Спустя полтора года Она родила дочку, тоже горластую, а Уршуле по-прежнему надеяться было не на что. У молодой женщины опустились руки: она видела свое призвание в том, чтобы быть матерью, и никак не могла стать ею. На словах Винцас прикидывался, что им это вовсе ни к чему, а в душе чувствовал такую пустоту, что пространства, в которых протекала его жизнь, угнетали его. Куда бы он ни шел, чтобы ни делал, Винцас вечно будто озирался, не появится ли из потаенного уголка живое существо и не примется ли резвиться на полу, как котенок, и сам же улыбался своим фантазиям, а потом сникал и возвращался в избу — то ли помрачнев, то ли не отдавая себе отчета, что же привело его в дом.

Вроде бы красота, простор, богатство, а неприютно.

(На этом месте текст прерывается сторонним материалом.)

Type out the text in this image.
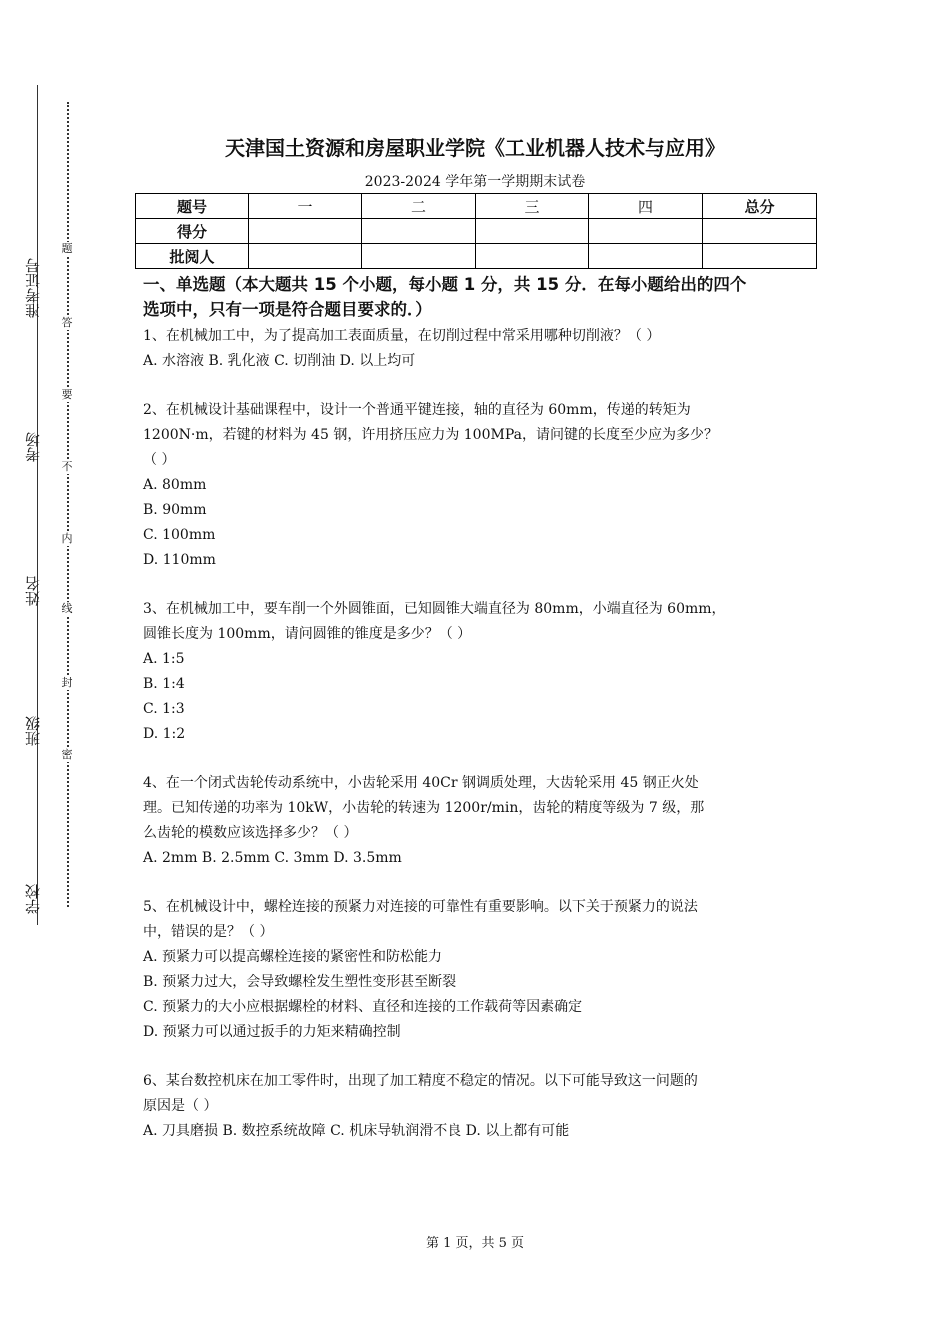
准考证号
考场
姓名
班级
学校
题
答
要
不
内
线
封
密
天津国土资源和房屋职业学院《工业机器人技术与应用》
2023-2024 学年第一学期期末试卷
题号	一	二	三	四	总分
得分					
批阅人					
一、单选题（本大题共 15 个小题，每小题 1 分，共 15 分．在每小题给出的四个
选项中，只有一项是符合题目要求的．）

1、在机械加工中，为了提高加工表面质量，在切削过程中常采用哪种切削液？（ ）

A. 水溶液 B. 乳化液 C. 切削油 D. 以上均可

2、在机械设计基础课程中，设计一个普通平键连接，轴的直径为 60mm，传递的转矩为

1200N·m，若键的材料为 45 钢，许用挤压应力为 100MPa，请问键的长度至少应为多少？

（ ）

A. 80mm

B. 90mm

C. 100mm

D. 110mm

3、在机械加工中，要车削一个外圆锥面，已知圆锥大端直径为 80mm，小端直径为 60mm，

圆锥长度为 100mm，请问圆锥的锥度是多少？（ ）

A. 1:5

B. 1:4

C. 1:3

D. 1:2

4、在一个闭式齿轮传动系统中，小齿轮采用 40Cr 钢调质处理，大齿轮采用 45 钢正火处

理。已知传递的功率为 10kW，小齿轮的转速为 1200r/min，齿轮的精度等级为 7 级，那

么齿轮的模数应该选择多少？（ ）

A. 2mm B. 2.5mm C. 3mm D. 3.5mm

5、在机械设计中，螺栓连接的预紧力对连接的可靠性有重要影响。以下关于预紧力的说法

中，错误的是？（ ）

A. 预紧力可以提高螺栓连接的紧密性和防松能力

B. 预紧力过大，会导致螺栓发生塑性变形甚至断裂

C. 预紧力的大小应根据螺栓的材料、直径和连接的工作载荷等因素确定

D. 预紧力可以通过扳手的力矩来精确控制

6、某台数控机床在加工零件时，出现了加工精度不稳定的情况。以下可能导致这一问题的

原因是（ ）

A. 刀具磨损 B. 数控系统故障 C. 机床导轨润滑不良 D. 以上都有可能

第 1 页，共 5 页
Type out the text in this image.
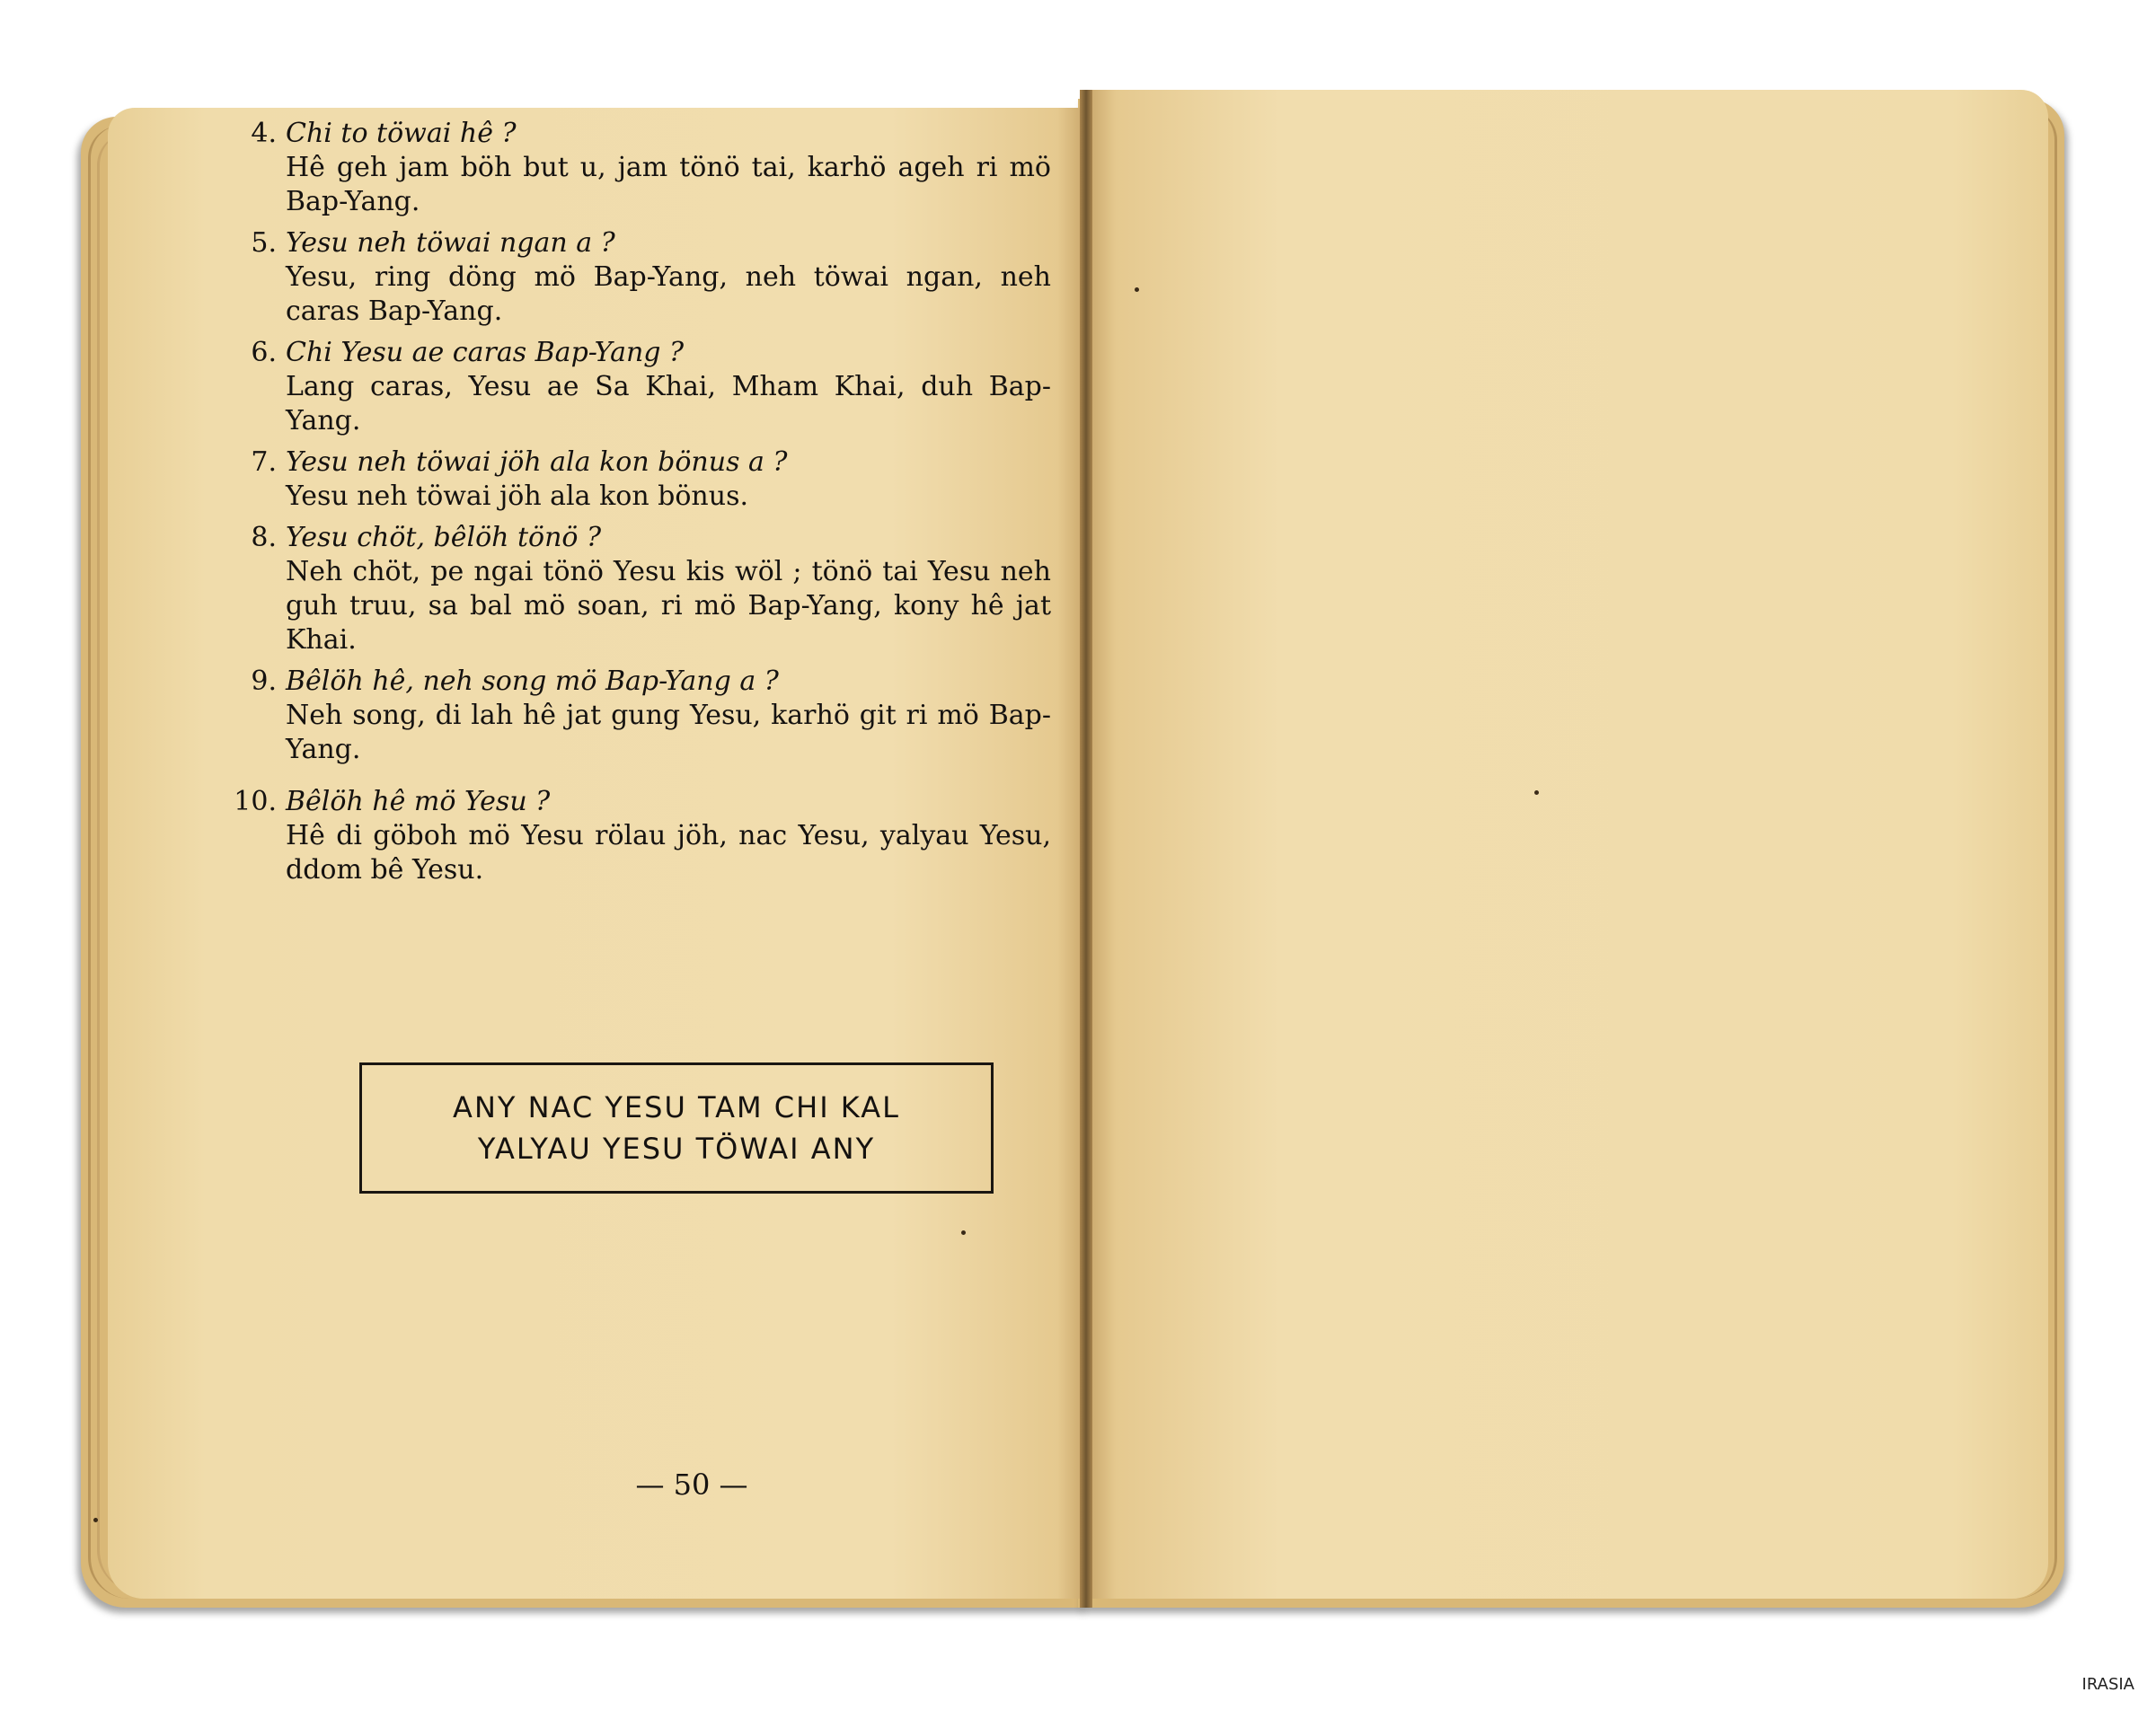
4. Chi to töwai hê ?
Hê geh jam böh but u, jam tönö tai, karhö ageh ri mö Bap-Yang.
5. Yesu neh töwai ngan a ?
Yesu, ring döng mö Bap-Yang, neh töwai ngan, neh caras Bap-Yang.
6. Chi Yesu ae caras Bap-Yang ?
Lang caras, Yesu ae Sa Khai, Mham Khai, duh Bap-Yang.
7. Yesu neh töwai jöh ala kon bönus a ?
Yesu neh töwai jöh ala kon bönus.
8. Yesu chöt, bêlöh tönö ?
Neh chöt, pe ngai tönö Yesu kis wöl ; tönö tai Yesu neh guh truu, sa bal mö soan, ri mö Bap-Yang, kony hê jat Khai.
9. Bêlöh hê, neh song mö Bap-Yang a ?
Neh song, di lah hê jat gung Yesu, karhö git ri mö Bap-Yang.
10. Bêlöh hê mö Yesu ?
Hê di göboh mö Yesu rölau jöh, nac Yesu, yalyau Yesu, ddom bê Yesu.
ANY NAC YESU TAM CHI KAL
YALYAU YESU TÖWAI ANY
— 50 —
IRASIA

Все сильнее тянуло увеличить свою небольшую семью хотя бы за счет чужих, побыть с Антанасом и его домочадцами, отгородиться от мира их шумным гомоном, раствориться в их беззаботных и дружеских улыбках.

Пожалуй, этим и объяснялось намерение Винцаса Канявы построить баню в деревне Таузай, вторую в приходе. Одна была у местечковых евреев. Жемайты не имеют обыкновения париться или купаться; умываются собственным потом во время тяжелой работы; кадушка теплой воды — у них редкая причуда: разве что раз в год, в сочельник. Однако же если подворачивается случай, в бане моются охотно и со смаком.

Канява соорудил «первостатейную» баню, с предбанником и раздевальней; печь сложил из крепких камней, а над опечьем соорудил кожух и трубу — дымоход, чтобы не было угарно и голова не болела; выкопал он и небольшой колодец, прямо у двери; выскакивай нагишом наружу да зачерпывай воду. Так что ни в холодной, ни в горячей нужды не было.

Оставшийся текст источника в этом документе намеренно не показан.